Both Seattle and Sacramento are looking to be the home of the franchise. Groups on each side met with owners and team representatives on Wednesday, looking for approval from the league for the right to buy the team.
In January, the Maloof family agreed to sell 65 percent of the Kings to a group led by investor Chris Hansen and Microsoft billionaire Steve Ballmer. The sale, however, needs to be approved by the NBA Board of Governors.
Sacramento mayor Kevin Johnson has been looking to block the sale in an attempt to keep the Kings in their current city. He has helped put together a group from Sacramento that is led by software mogul Vivek Ranadive. The family that controls the communication company Qualcomm and 24-Hour Fitness founder Mark Mastrov are also involved.

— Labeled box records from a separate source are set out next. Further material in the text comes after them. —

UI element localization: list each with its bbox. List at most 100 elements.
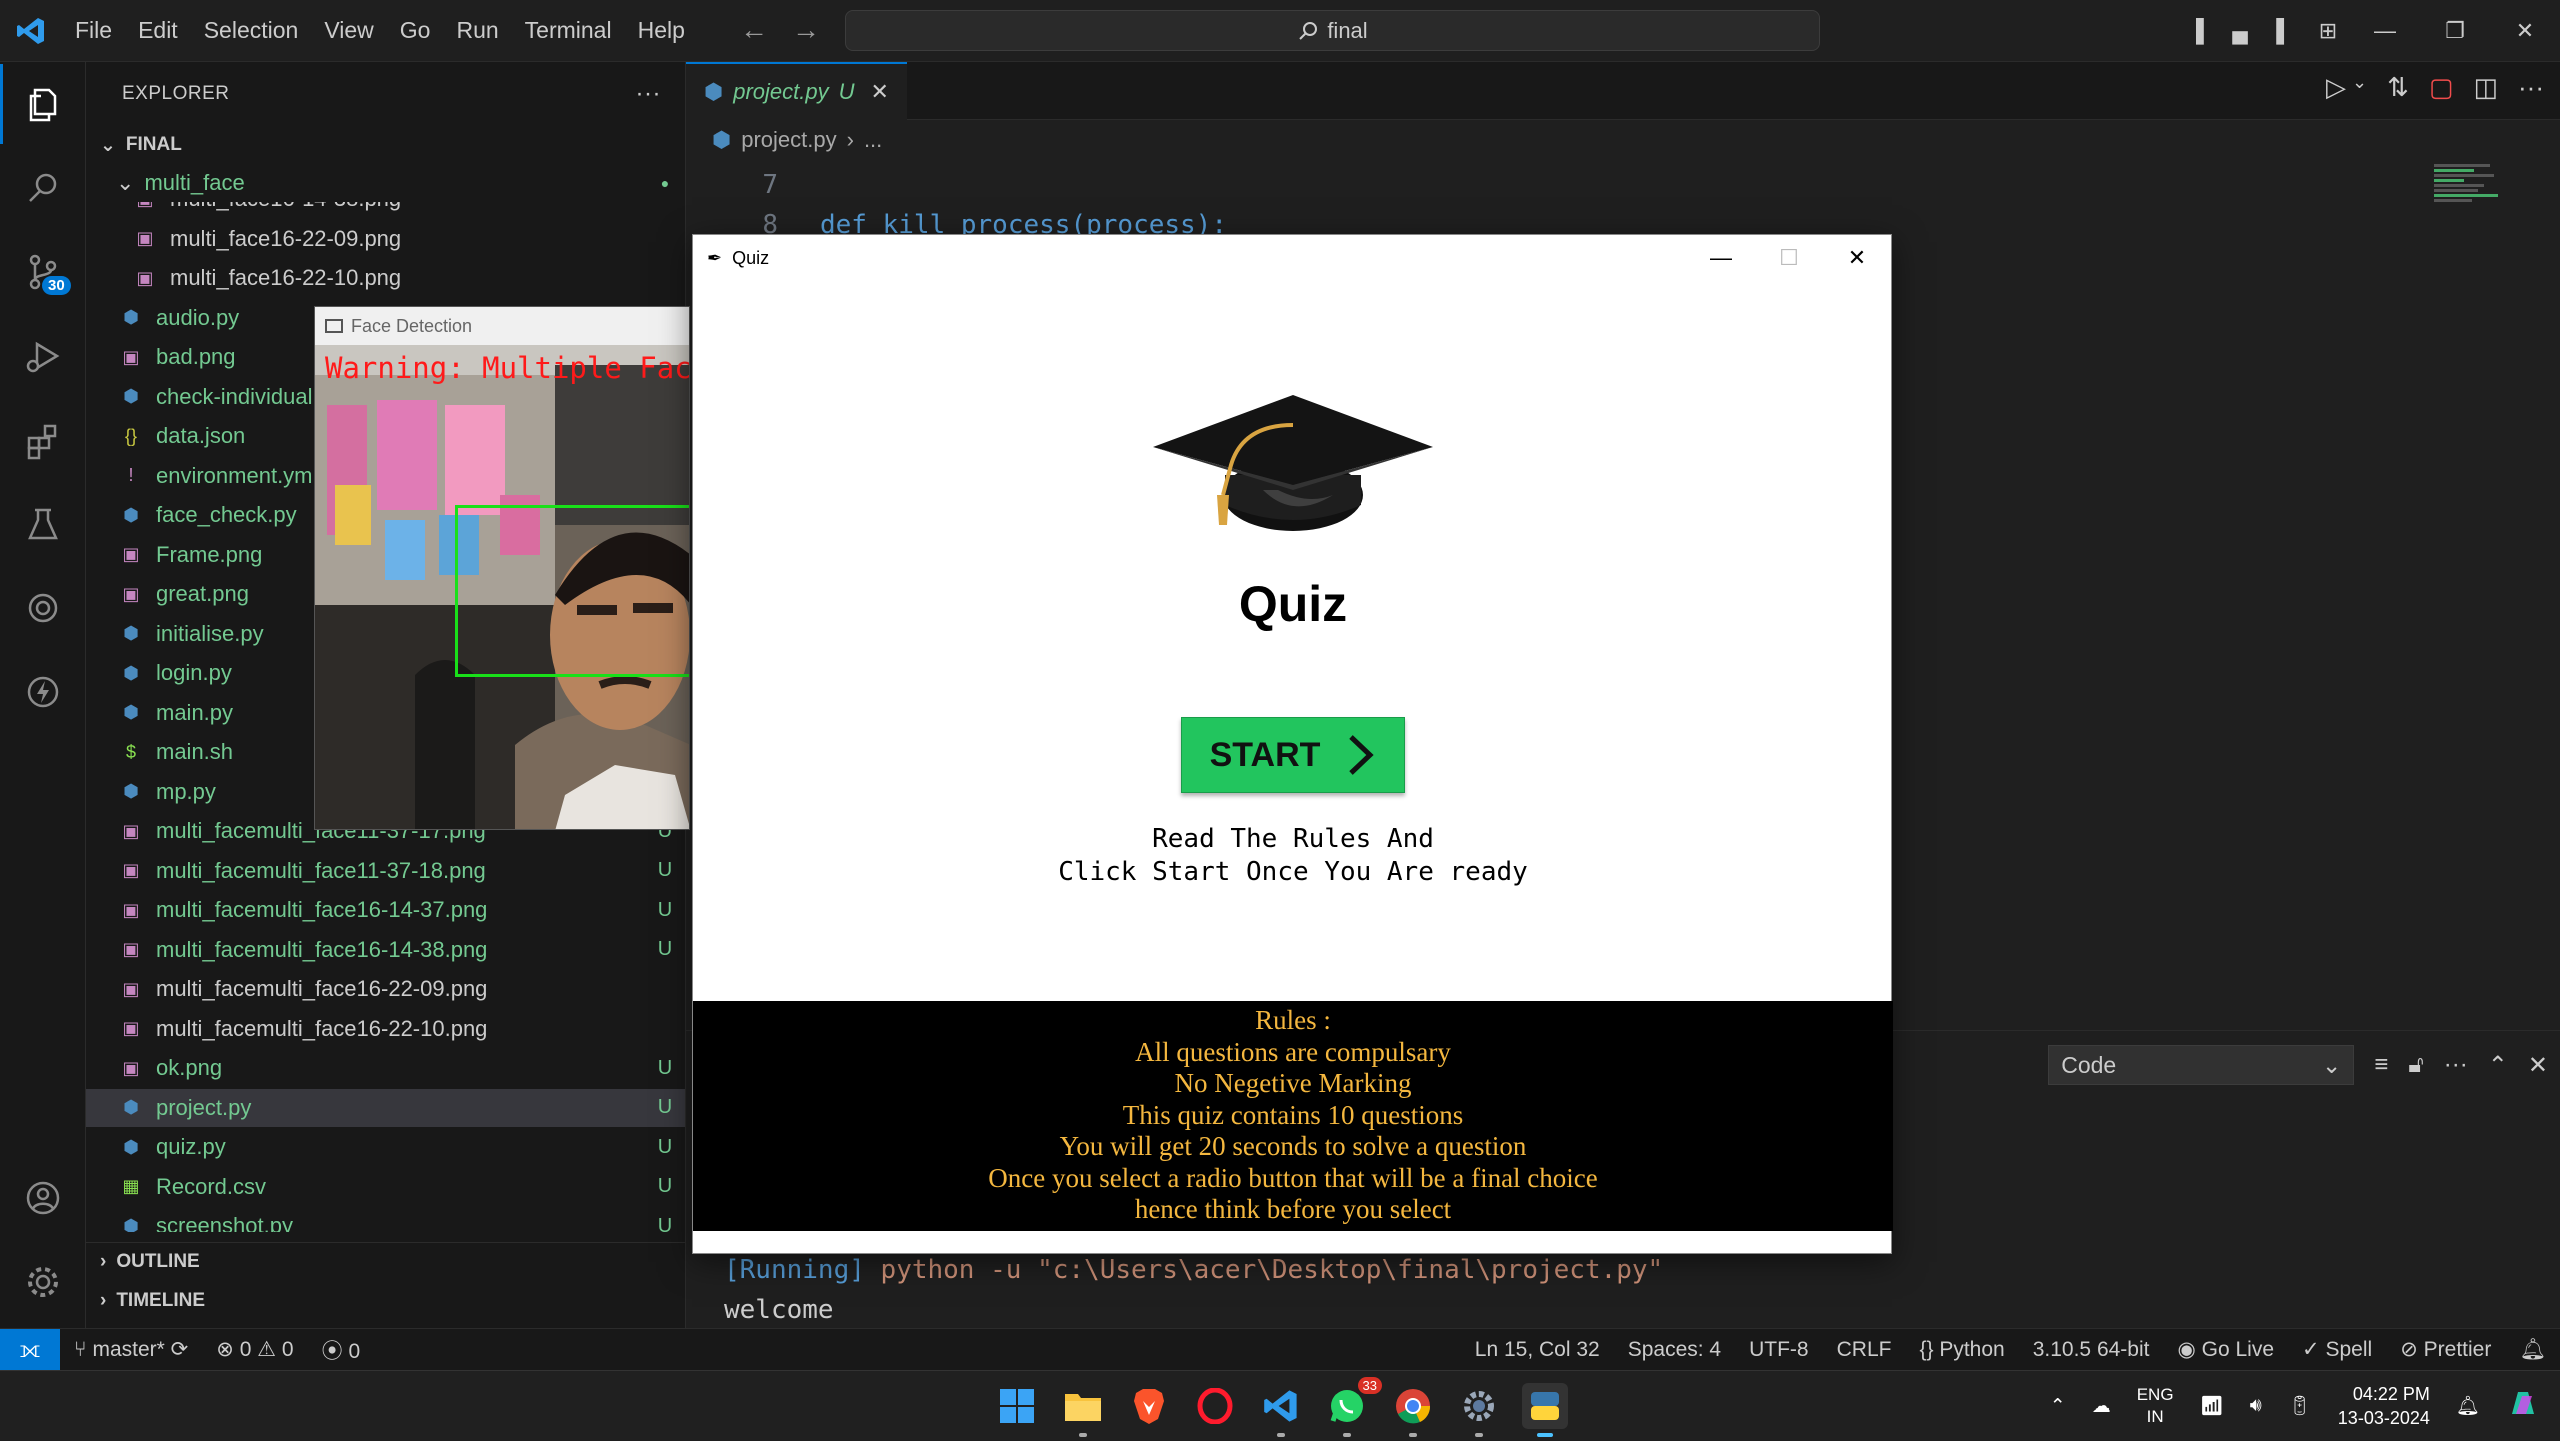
face-detection-window[interactable]: Face Detection Warning: Multiple Faces	[314, 306, 690, 830]
close-window-icon[interactable]: ✕	[2490, 18, 2560, 44]
clock[interactable]: 04:22 PM 13-03-2024	[2338, 1382, 2430, 1430]
breadcrumb-file[interactable]: project.py	[741, 127, 836, 153]
python-taskbar-icon[interactable]	[1522, 1383, 1568, 1437]
file-item[interactable]: ⬢ quiz.py U	[86, 1128, 685, 1166]
settings-app-icon[interactable]	[1456, 1383, 1502, 1437]
command-center-search[interactable]: final	[845, 10, 1820, 51]
prettier-status[interactable]: ⊘ Prettier	[2400, 1337, 2491, 1362]
go-live-button[interactable]: ◉ Go Live	[2177, 1337, 2274, 1362]
outline-section[interactable]: › OUTLINE	[86, 1242, 685, 1280]
menu-terminal[interactable]: Terminal	[512, 17, 625, 44]
file-item[interactable]: ▣ ok.png U	[86, 1049, 685, 1087]
clear-output-icon[interactable]: ≡	[2374, 1051, 2388, 1079]
file-item[interactable]: ▣ multi_face16-14-38.png	[86, 202, 685, 218]
end-of-line[interactable]: CRLF	[1837, 1338, 1892, 1362]
tab-project-py[interactable]: ⬢ project.py U ✕	[686, 62, 907, 120]
menu-go[interactable]: Go	[387, 17, 444, 44]
file-item[interactable]: ▣ multi_face16-22-10.png	[86, 259, 685, 297]
settings-gear-icon[interactable]	[0, 1242, 86, 1322]
extensions-icon[interactable]	[0, 400, 86, 480]
windows-start-icon[interactable]	[994, 1383, 1040, 1429]
close-tab-icon[interactable]: ✕	[871, 79, 889, 105]
chrome-browser-icon[interactable]	[1390, 1383, 1436, 1437]
restore-window-icon[interactable]: ❐	[2420, 18, 2490, 44]
wifi-icon[interactable]: 📶︎	[2200, 1394, 2224, 1418]
python-interpreter[interactable]: 3.10.5 64-bit	[2033, 1338, 2150, 1362]
customize-layout-icon[interactable]: ⊞	[2306, 18, 2350, 44]
git-branch[interactable]: ⑂ master* ⟳	[74, 1337, 188, 1362]
onedrive-cloud-icon[interactable]: ☁	[2092, 1395, 2111, 1418]
run-python-icon[interactable]: ▷	[2326, 72, 2346, 103]
minimize-window-icon[interactable]: —	[2350, 18, 2420, 44]
volume-icon[interactable]: 🔊︎	[2250, 1395, 2262, 1417]
quiz-window[interactable]: ✒ Quiz — ☐ ✕ Quiz START Read The Rules A…	[692, 234, 1893, 1254]
compare-changes-icon[interactable]: ⇅	[2387, 72, 2409, 103]
file-item[interactable]: ▣ multi_facemulti_face16-14-37.png U	[86, 891, 685, 929]
copilot-chat-icon[interactable]	[0, 568, 86, 648]
lock-scroll-icon[interactable]: 🔓︎	[2408, 1051, 2424, 1079]
encoding[interactable]: UTF-8	[1749, 1338, 1809, 1362]
file-item[interactable]: ⬢ screenshot.py U	[86, 1207, 685, 1232]
panel-more-icon[interactable]: ···	[2444, 1051, 2468, 1079]
toggle-secondary-sidebar-icon[interactable]: ▌	[2262, 18, 2306, 44]
maximize-panel-icon[interactable]: ⌃	[2488, 1051, 2508, 1080]
file-explorer-icon[interactable]	[1060, 1383, 1106, 1437]
file-item[interactable]: ⬢ project.py U	[86, 1088, 685, 1127]
search-view-icon[interactable]	[0, 148, 86, 228]
folder-multi-face[interactable]: ⌄ multi_face ●	[86, 164, 685, 202]
menu-run[interactable]: Run	[443, 17, 511, 44]
file-item[interactable]: ▣ multi_face16-22-09.png	[86, 220, 685, 258]
folder-root-final[interactable]: ⌄ FINAL	[86, 126, 685, 164]
file-item[interactable]: ▣ multi_facemulti_face16-22-09.png	[86, 970, 685, 1008]
brave-browser-icon[interactable]	[1126, 1383, 1172, 1429]
file-item[interactable]: ▣ multi_facemulti_face11-37-18.png U	[86, 852, 685, 890]
split-editor-icon[interactable]: ◫	[2473, 72, 2498, 103]
problems-indicator[interactable]: ⊗ 0 ⚠ 0	[216, 1337, 293, 1362]
menu-help[interactable]: Help	[625, 17, 698, 44]
close-panel-icon[interactable]: ✕	[2528, 1051, 2548, 1080]
file-item[interactable]: ▣ multi_facemulti_face16-14-38.png U	[86, 931, 685, 969]
minimize-quiz-icon[interactable]: —	[1687, 235, 1755, 281]
toggle-panel-icon[interactable]: ▄	[2218, 18, 2262, 44]
remote-indicator-icon[interactable]: ⟗	[0, 1328, 60, 1371]
notifications-bell-icon[interactable]: 🔔︎	[2519, 1338, 2546, 1362]
indentation[interactable]: Spaces: 4	[1628, 1338, 1721, 1362]
input-language[interactable]: ENG IN	[2137, 1384, 2174, 1428]
language-mode[interactable]: {} Python	[1919, 1338, 2004, 1362]
back-arrow-icon[interactable]: ←	[740, 14, 768, 46]
spell-check[interactable]: ✓ Spell	[2302, 1337, 2372, 1362]
explorer-more-icon[interactable]: ···	[636, 80, 661, 108]
cursor-position[interactable]: Ln 15, Col 32	[1475, 1338, 1600, 1362]
testing-flask-icon[interactable]	[0, 484, 86, 564]
close-quiz-icon[interactable]: ✕	[1823, 235, 1891, 281]
maximize-quiz-icon[interactable]: ☐	[1755, 235, 1823, 281]
menu-edit[interactable]: Edit	[125, 17, 191, 44]
timeline-section[interactable]: › TIMELINE	[86, 1282, 685, 1320]
menu-view[interactable]: View	[311, 17, 386, 44]
breadcrumb-more[interactable]: ...	[864, 127, 882, 153]
show-hidden-icons-chevron-icon[interactable]: ⌃	[2050, 1395, 2066, 1418]
ports-indicator[interactable]: ⦿ 0	[322, 1335, 361, 1365]
toggle-sidebar-icon[interactable]: ▐	[2174, 18, 2218, 44]
run-debug-icon[interactable]	[0, 316, 86, 396]
file-item[interactable]: ▦ Record.csv U	[86, 1168, 685, 1206]
menu-file[interactable]: File	[62, 17, 125, 44]
minimap[interactable]	[2434, 162, 2514, 362]
menu-selection[interactable]: Selection	[191, 17, 312, 44]
accounts-icon[interactable]	[0, 1158, 86, 1238]
whatsapp-icon[interactable]: 33	[1324, 1377, 1382, 1437]
start-button[interactable]: START	[1181, 717, 1405, 793]
copilot-taskbar-icon[interactable]	[2506, 1386, 2540, 1426]
opera-browser-icon[interactable]	[1192, 1383, 1238, 1429]
output-channel-select[interactable]: Code ⌄	[2048, 1045, 2355, 1085]
battery-icon[interactable]: 🔋︎	[2288, 1394, 2312, 1418]
thunder-client-icon[interactable]	[0, 652, 86, 732]
run-dropdown-chevron-icon[interactable]: ⌄	[2352, 72, 2367, 103]
file-item[interactable]: ▣ multi_facemulti_face16-22-10.png	[86, 1010, 685, 1048]
explorer-icon[interactable]	[0, 64, 86, 144]
stop-run-icon[interactable]: ▢	[2429, 72, 2454, 103]
face-window-titlebar[interactable]: Face Detection	[315, 307, 689, 345]
vscode-taskbar-icon[interactable]	[1258, 1383, 1304, 1437]
notification-bell-icon[interactable]: 🔔︎	[2456, 1394, 2480, 1418]
forward-arrow-icon[interactable]: →	[792, 14, 820, 46]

According to NBA commissioner David Stern, both groups made compelling cases for acquiring the Kings.
"We heard a day full of extraordinary presentations of a complex real estate, arena, construction time lines, potential obstacles and team funding in two really great cities," Stern said. "It was a long day without any breaks, and both sides made, in my view, very, very strong presentations."
Hansen is looking to bring basketball back to a city that has been without a professional team since 2008. The Seattle SuperSonics became the Oklahoma City Thunder after spending 41 years in the city and having won an NBA championship in the process.
The hedge fund manager claims fans in Seattle are eager to have another professional basketball team. He says there have already been 44,000 season ticket requests for a potential Kings season in Seattle next year.
The Kings franchise is no stranger to relocation. The team was known as the Rochester Royals in their infancy and played in three different cities before settling in California’s capital in 1985. There had been talk of the Kings moving to Anaheim in 2012.
When the team was making deep playoff runs in the late 1990’s and early 2000’s, fan support was alive and well in Sacramento. That hasn’t been the case, though, in recent seasons, as the team has been one of the worst in the NBA for the past few years.
The Kings are last in attendance this season, averaging 13,595 fans per home game.
On April 18 and 19, the group that met with the Sacramento and Seattle parties will make a recommendation to the Board of Governors.